Friday, November 24, 2017

November 20, 2017

Monday, Monday.  

I worked hard today.  

I did my Monday cleaning.  

I washed and folded lots of laundry, and I listened to a bunch of chapters from Jesus The Christ.  

I also went to the grocery store.  Another week, another two carts of groceries.  Three weeks ago, I thought it was a fluke.  Last week, I was a bit surprised.  This week, I resigned myself to the fact that someone is eating a whole lotta groceries at my house!!  

I was late picking up Miles from school, so he just jumped in with a friend.  He was waiting for me at the house so he could help me unload the groceries when I got home.  Miles’s school gets out at 2:00, so he is always the first one home.  Lance loves it!  He waits for Miles to walk through the door so they can play.  Miles is an amazing big brother.  He will take Lance to the backyard and jump with him or push him in the swing.  He will play any video game Lance wants him to play.  He is a huge help to me.  So actually I wait for Miles to come home, too.  :)

I made chicken and rice tonight for dinner.  It’s Owen’s favorite thing ever.  He asks for it all of the time.  So at least I had one super happy customer at the dinner table.  We’ve started to call it, “Owen’s chicken and rice.”  

I’ve been thinking about all of those freezer dinners I made with my friends.  We’ve yet to eat one that we really liked a whole lot.  They’ve all been so-so.  Yet, a lot of my friends are reporting that their families are loving it.  I was washing dishes one night while thinking about this and feeling a bit discouraged.  I wondered if I wasn’t cooking them right?!?!  Or why we weren’t loving them?

I thought about how a lot of the things were even things I would normally make, just a slightly different recipe.  All of a sudden, I had a really happy thought.  Maybe I’ve actually turned into a pretty good little cook.  Maybe my home cooking has gotten good enough that these dishes don’t stand up against my own cooking!  I smiled at this thought while I washed and scrubbed.  And then I shared it with my family.  They all jumped right on board, saying, “Yeah, Mom!  We love your soups better!” or “Yeah, we love your tacos better!”  

I have no idea if any of that is true.  But I decided that maybe I should just stick to my own cooking for a while.  :)

When I was first married, I hardly knew how to make anything.  I could make a stovetop stuffing/chicken casserole, shepherd’s pie, and taco salad.  That’s it.  And we rotated those back and forth until we were really sick of them.  We also had a healthy dose of cheese quesadillas and chili, french toast, and cereal.  But the hardest part was that we drove past Sizzler every day on our way home from school and work.  We LOVED Sizzler.  So, occasionally, we’d stop.  We always were tempted to spend our evening with the all-you-can-eat shrimp at Sizzler!

I was also horrible at doing the dishes.  We didn’t have a dishwasher, and I’m a messy cook.  It was a bad combo.  Greg and I Ioved to take our dinner into the living room and watch a rerun of Seinfield while we ate.  By the time we finished our shepherd’s pie and an episode with Jerry, George, Elaine, and Kramer, we were tired.  But we usually still had lots of homework to do.  The dishes would get piled into the sink in the hopes that some magical fairy would come and clean them for us.  

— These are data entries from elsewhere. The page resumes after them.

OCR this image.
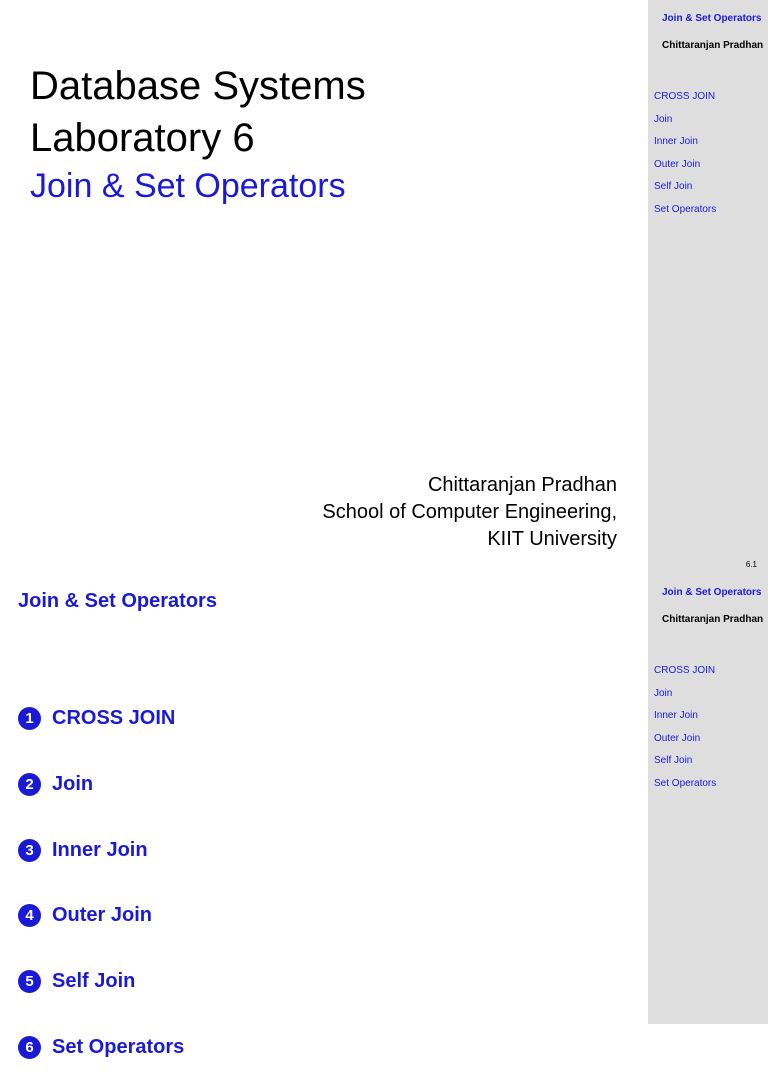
Database Systems
Laboratory 6
Join & Set Operators
Chittaranjan Pradhan
School of Computer Engineering,
KIIT University
Join & Set Operators
Chittaranjan Pradhan
CROSS JOIN
Join
Inner Join
Outer Join
Self Join
Set Operators
6.1
Join & Set Operators
1 CROSS JOIN
2 Join
3 Inner Join
4 Outer Join
5 Self Join
6 Set Operators
Join & Set Operators
Chittaranjan Pradhan
CROSS JOIN
Join
Inner Join
Outer Join
Self Join
Set Operators
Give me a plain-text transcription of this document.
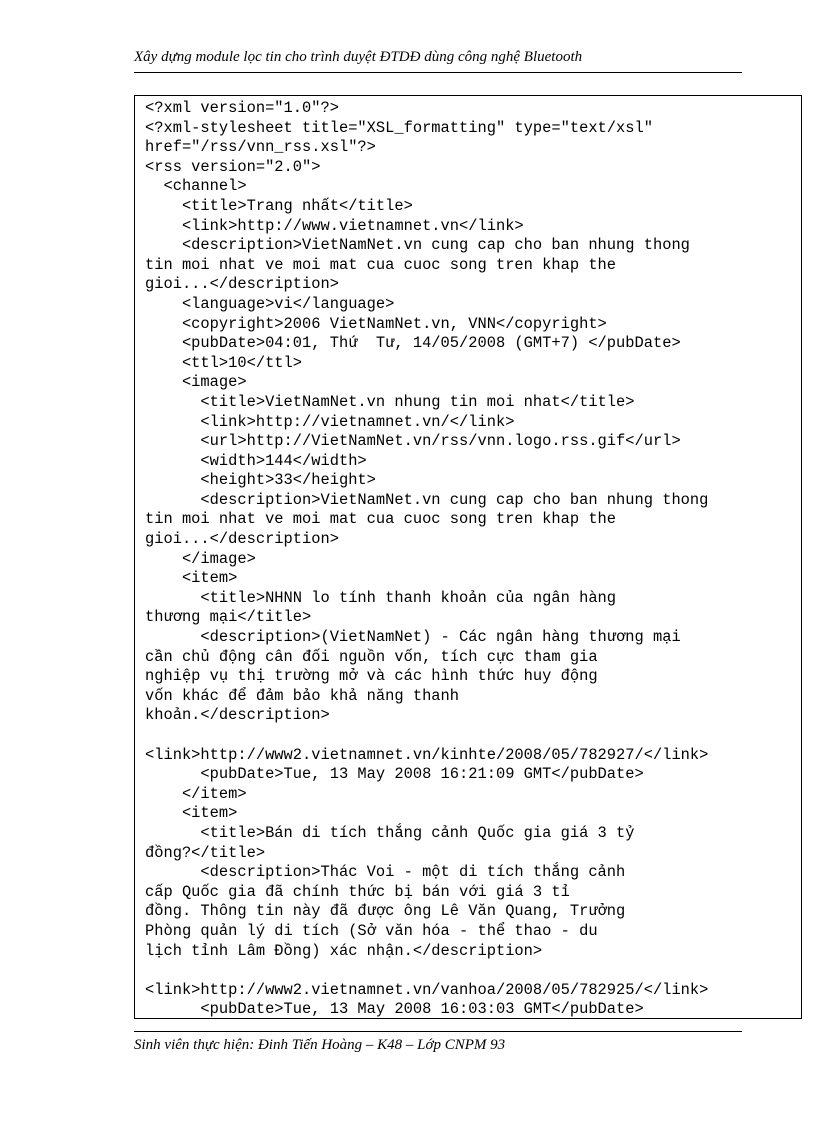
Xây dựng module lọc tin cho trình duyệt ĐTDĐ dùng công nghệ Bluetooth
<?xml version="1.0"?>
<?xml-stylesheet title="XSL_formatting" type="text/xsl"
href="/rss/vnn_rss.xsl"?>
<rss version="2.0">
<channel>
<title>Trang nhất</title>
<link>http://www.vietnamnet.vn</link>
<description>VietNamNet.vn cung cap cho ban nhung thong
tin moi nhat ve moi mat cua cuoc song tren khap the
gioi...</description>
<language>vi</language>
<copyright>2006 VietNamNet.vn, VNN</copyright>
<pubDate>04:01, Thứ  Tư, 14/05/2008 (GMT+7) </pubDate>
<ttl>10</ttl>
<image>
<title>VietNamNet.vn nhung tin moi nhat</title>
<link>http://vietnamnet.vn/</link>
<url>http://VietNamNet.vn/rss/vnn.logo.rss.gif</url>
<width>144</width>
<height>33</height>
<description>VietNamNet.vn cung cap cho ban nhung thong
tin moi nhat ve moi mat cua cuoc song tren khap the
gioi...</description>
</image>
<item>
<title>NHNN lo tính thanh khoản của ngân hàng
thương mại</title>
<description>(VietNamNet) - Các ngân hàng thương mại
cần chủ động cân đối nguồn vốn, tích cực tham gia
nghiệp vụ thị trường mở và các hình thức huy động
vốn khác để đảm bảo khả năng thanh
khoản.</description>
<link>http://www2.vietnamnet.vn/kinhte/2008/05/782927/</link>
<pubDate>Tue, 13 May 2008 16:21:09 GMT</pubDate>
</item>
<item>
<title>Bán di tích thắng cảnh Quốc gia giá 3 tỷ
đồng?</title>
<description>Thác Voi - một di tích thắng cảnh
cấp Quốc gia đã chính thức bị bán với giá 3 tỉ
đồng. Thông tin này đã được ông Lê Văn Quang, Trưởng
Phòng quản lý di tích (Sở văn hóa - thể thao - du
lịch tỉnh Lâm Đồng) xác nhận.</description>
<link>http://www2.vietnamnet.vn/vanhoa/2008/05/782925/</link>
<pubDate>Tue, 13 May 2008 16:03:03 GMT</pubDate>
Sinh viên thực hiện: Đinh Tiến Hoàng – K48 – Lớp CNPM 93
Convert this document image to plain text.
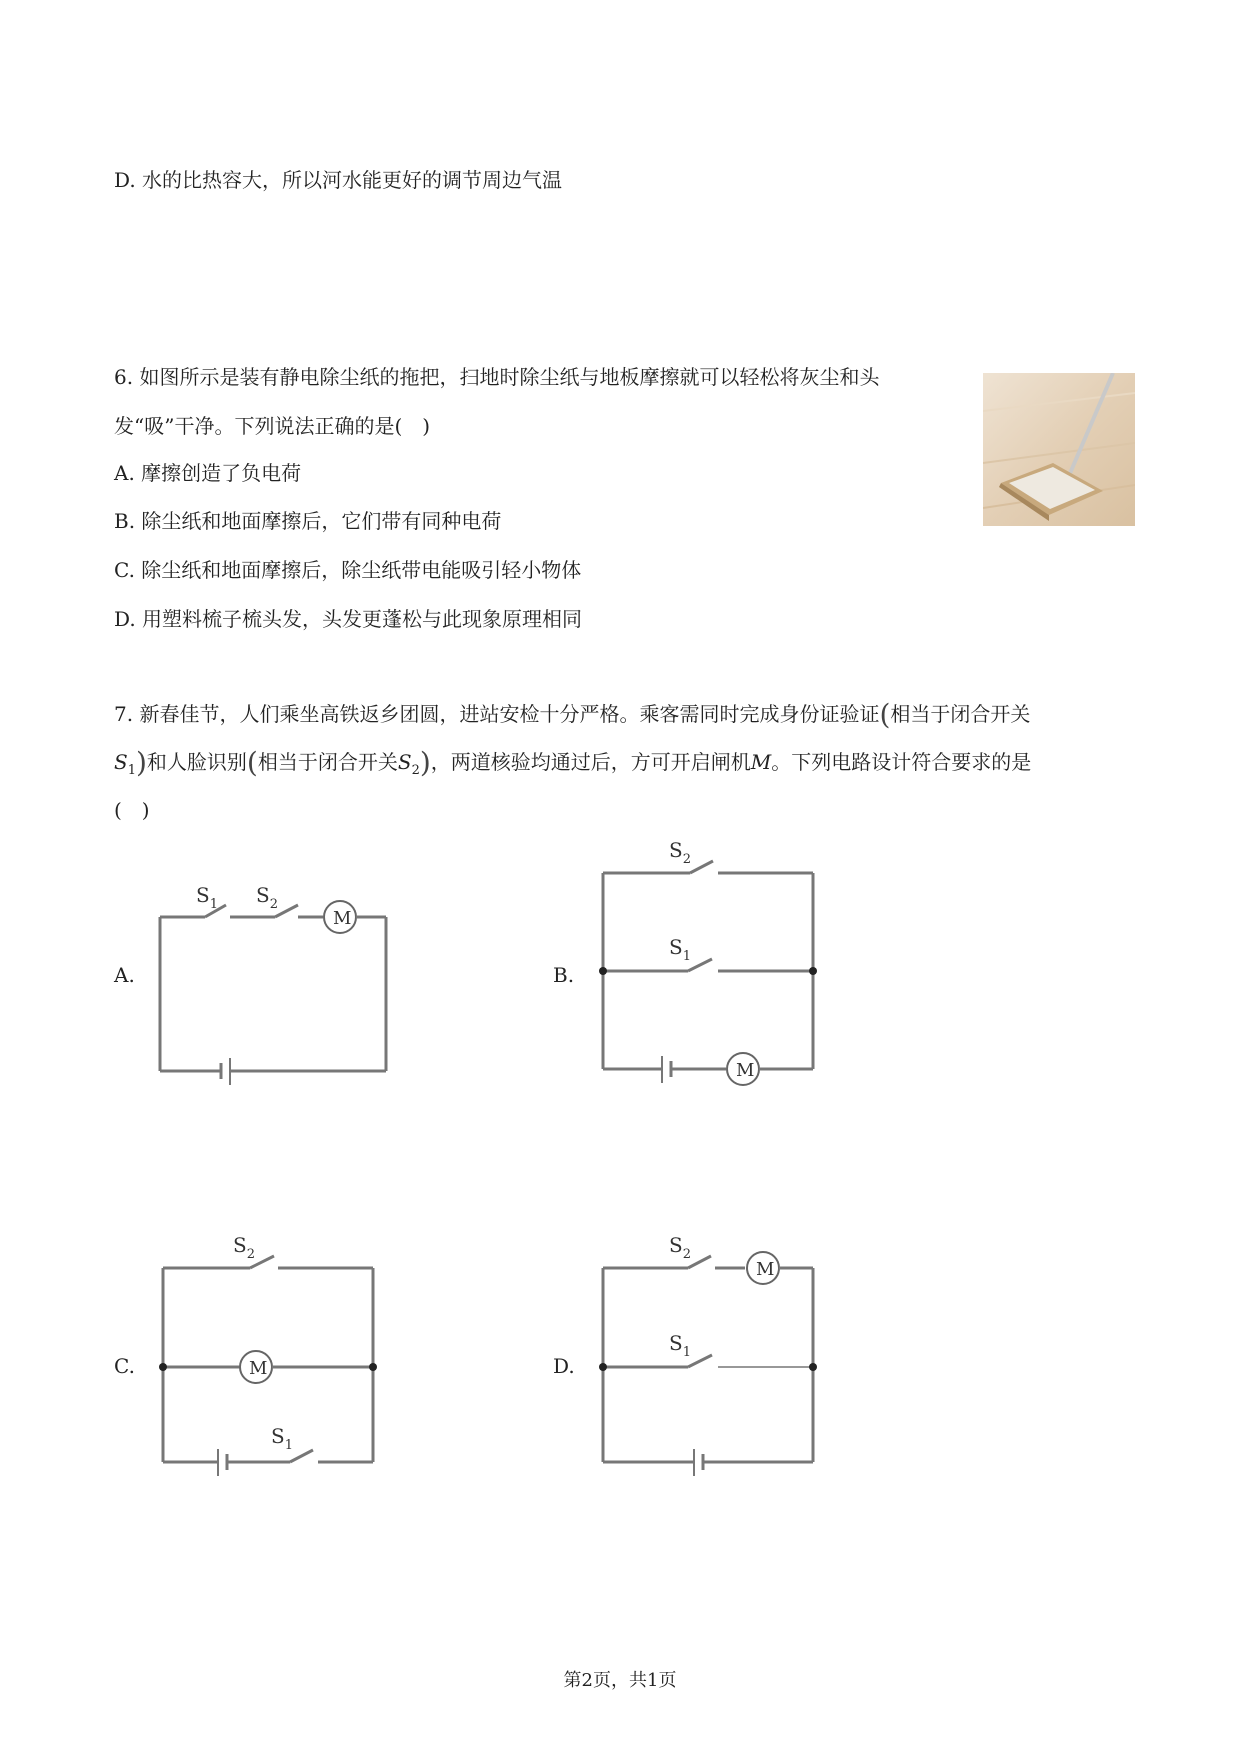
D. 水的比热容大，所以河水能更好的调节周边气温
6. 如图所示是装有静电除尘纸的拖把，扫地时除尘纸与地板摩擦就可以轻松将灰尘和头
发“吸”干净。下列说法正确的是( )
A. 摩擦创造了负电荷
B. 除尘纸和地面摩擦后，它们带有同种电荷
C. 除尘纸和地面摩擦后，除尘纸带电能吸引轻小物体
D. 用塑料梳子梳头发，头发更蓬松与此现象原理相同
7. 新春佳节，人们乘坐高铁返乡团圆，进站安检十分严格。乘客需同时完成身份证验证(相当于闭合开关
$S_1$)和人脸识别(相当于闭合开关$S_2$)，两道核验均通过后，方可开启闸机M。下列电路设计符合要求的是
( )
A.	B.
C.	D.
$S_1$ $S_2$
M
$S_2$
$S_1$
M
$S_2$
M
$S_1$
$S_2$
M
$S_1$
第2页，共1页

There never was a magical fairy.  And I hated that sink.

Sometimes I think of those days as I load my dishwasher after every meal.  Or as I cook all sorts of things for our family of eight.  I also remember the way our laundry would overflow out of the hamper so much that it would spill out of the bathroom and into the hallway.  Why couldn’t I have just started a load every now and again?  

I’m so thankful that our life starts small and grows from there.  I’m so glad that I first had to learn to take care of a two-bedroom apartment and one husband.  I’m so glad that I’ve been able to learn as I go.  I think that if on the day I got married, someone handed me six children and a huge house, I would have died long ago from a heart attack. 

One of the things that frustrated me most about those days was the knowledge that my own mother could do it all.  She seemed to be able to cook and clean and work up a storm every day.  She could take care of everyone and everything and still manage to exercise, shower, and read her scriptures.  She would always tell me that I would learn.  It was okay.  And then she would help me and show me and teach me something new. 

I love her wisdom and knowledge.  I try to remember that even as I look at my own children.  I think we always want them to operate at our own level.  But everyone has to start small and grow from there.  The key is to keep loving and keep teaching and keep helping.  

I can’t tell you the number of times my mom has swooped in to help me and save me when I was in over my head.  But look at what she has done for me.  Here I am.  Managing a large family, a huge house, and a busy life.  I’m definitely not always perfect, but perhaps I’ve risen slightly higher than any old freezer dinner.  

And now I’m my own magical fairy.  Thanks, Mom, for all you’ve taught me.  I’ll never catch up to you, but I’m on my way.